Dean stared, the harsh light of the flames making strange shadows dance between them. "What are you doing here? Why show up now, after all these years?"

"Believe me, Dean, I would have been here years ago if I knew where you find you. Your father disappeared and took you with him. The police don't call it kidnapping when a parents moves with their own child. They can't look for a missing person when that person is an adult and allowed to come and go as they please. No one would help me find you. And your father, well, he learned a few tricks in the Marines."

"Dad hid from you on purpose?"

"Yes. I suspect he thought I would object." Millie gestured to the burning corpse. "And at the time, I probably would have. Tonight, well. I've waited to see you again for twenty years. I'm not here to judge what you do on your night off."

Night off? Ha!

"I wish I could have been there, Dean. I know it must have been hard without a mother. I know I couldn't replace her, but I wanted to be there for you. Your father had different plans. But I wanted to watch you grow up, Dean. I wanted to take care of you. It's important to me that you know that."
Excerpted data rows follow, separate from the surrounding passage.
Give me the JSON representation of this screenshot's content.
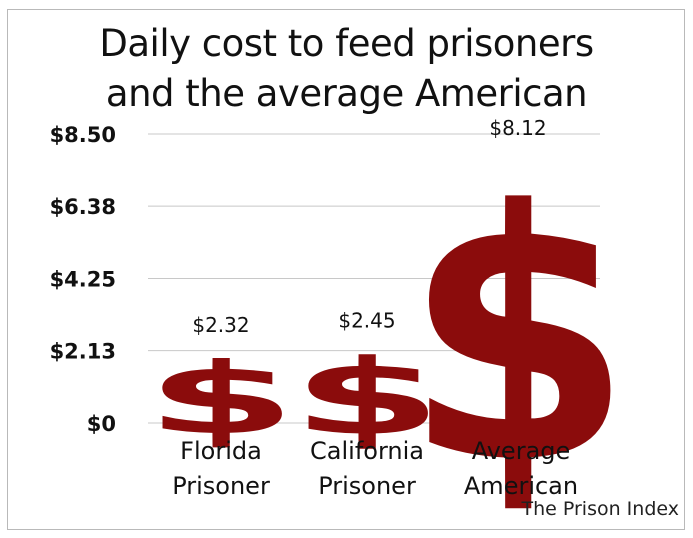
{
  "chart_data": {
    "type": "bar",
    "title_lines": [
      "Daily cost to feed prisoners",
      "and the average American"
    ],
    "categories": [
      [
        "Florida",
        "Prisoner"
      ],
      [
        "California",
        "Prisoner"
      ],
      [
        "Average",
        "American"
      ]
    ],
    "values": [
      2.32,
      2.45,
      8.12
    ],
    "value_labels": [
      "$2.32",
      "$2.45",
      "$8.12"
    ],
    "y_ticks": [
      0,
      2.13,
      4.25,
      6.38,
      8.5
    ],
    "y_tick_labels": [
      "$0",
      "$2.13",
      "$4.25",
      "$6.38",
      "$8.50"
    ],
    "ylim": [
      0,
      8.5
    ],
    "grid": true,
    "mark": "dollar-sign",
    "bar_color": "#8b0c0c"
  },
  "source_note": "The Prison Index",
  "colors": {
    "bar": "#8b0c0c",
    "grid": "#c8c8c8",
    "text": "#111111"
  }
}
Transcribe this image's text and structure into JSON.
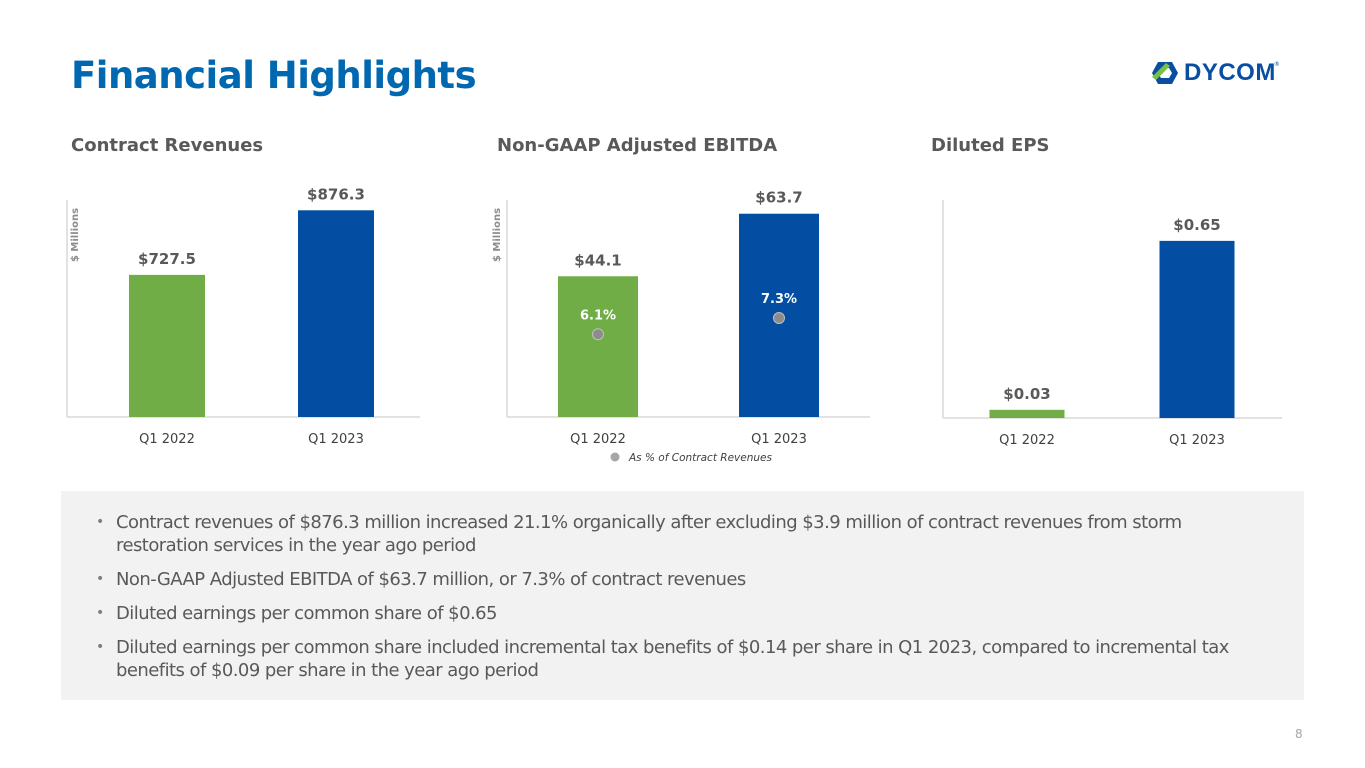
{
  "header": {
    "title": "Financial Highlights",
    "logo_text": "DYCOM",
    "logo_trademark": "®"
  },
  "colors": {
    "title_blue": "#0067b1",
    "bar_green": "#70ad47",
    "bar_blue": "#034ea2",
    "text_gray": "#595959",
    "axis_gray": "#d9d9d9",
    "marker_gray": "#8c8c8c",
    "summary_bg": "#f2f2f2"
  },
  "chart_data": [
    {
      "type": "bar",
      "title": "Contract Revenues",
      "ylabel": "$ Millions",
      "xlabel": "",
      "categories": [
        "Q1 2022",
        "Q1 2023"
      ],
      "values": [
        727.5,
        876.3
      ],
      "data_labels": [
        "$727.5",
        "$876.3"
      ],
      "bar_colors": [
        "#70ad47",
        "#034ea2"
      ],
      "ylim": [
        400,
        900
      ],
      "grid": false
    },
    {
      "type": "bar",
      "title": "Non-GAAP Adjusted EBITDA",
      "ylabel": "$ Millions",
      "xlabel": "",
      "categories": [
        "Q1 2022",
        "Q1 2023"
      ],
      "values": [
        44.1,
        63.7
      ],
      "data_labels": [
        "$44.1",
        "$63.7"
      ],
      "bar_colors": [
        "#70ad47",
        "#034ea2"
      ],
      "ylim": [
        0,
        68
      ],
      "grid": false,
      "secondary_series": {
        "name": "As % of Contract Revenues",
        "values": [
          6.1,
          7.3
        ],
        "data_labels": [
          "6.1%",
          "7.3%"
        ],
        "marker": "circle",
        "color": "#8c8c8c",
        "ylim": [
          0,
          16
        ]
      },
      "legend": {
        "entries": [
          "As % of Contract Revenues"
        ],
        "placement": "bottom"
      }
    },
    {
      "type": "bar",
      "title": "Diluted EPS",
      "ylabel": "",
      "xlabel": "",
      "categories": [
        "Q1 2022",
        "Q1 2023"
      ],
      "values": [
        0.03,
        0.65
      ],
      "data_labels": [
        "$0.03",
        "$0.65"
      ],
      "bar_colors": [
        "#70ad47",
        "#034ea2"
      ],
      "ylim": [
        0,
        0.8
      ],
      "grid": false
    }
  ],
  "summary": {
    "bullets": [
      "Contract revenues of $876.3 million increased 21.1% organically after excluding $3.9 million of contract revenues from storm restoration services in the year ago period",
      "Non-GAAP Adjusted EBITDA of $63.7 million, or 7.3% of contract revenues",
      "Diluted earnings per common share of $0.65",
      "Diluted earnings per common share included incremental tax benefits of $0.14 per share in Q1 2023, compared to incremental tax benefits of $0.09 per share in the year ago period"
    ]
  },
  "footer": {
    "page_number": "8"
  }
}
Dean felt his world tilt a little. What would life have been like, with a grandmother to help babysit? Someone else to help look after Sammy.

Someone to look after him.

"It's ok, Grandma. I know." Dean bent down to pick up the turtle again. "You know, I still love these guys."

Millie snorted. "I never understood the appeal. I prefer my soap operas. Yes, you heard me. I'm addicted and I'm not ashamed to admit it. But you look thirsty. There's a diner down the road. Last time I took you out, we had milkshakes. I suppose you'll want a beer now?"

"Actually, a milkshake sounds great." Dean shouldered his shovel and held out his arm. Millie tucked her cane under her arm and wrapped her hands around his elbow.

Hartley settled into step on Dean's other side, and murmured, "Whatever you do, don't get her started on Dr. Sexy, MD."

Dean couldn't stop the grin spreading across his face. "You like Dr. Sexy?"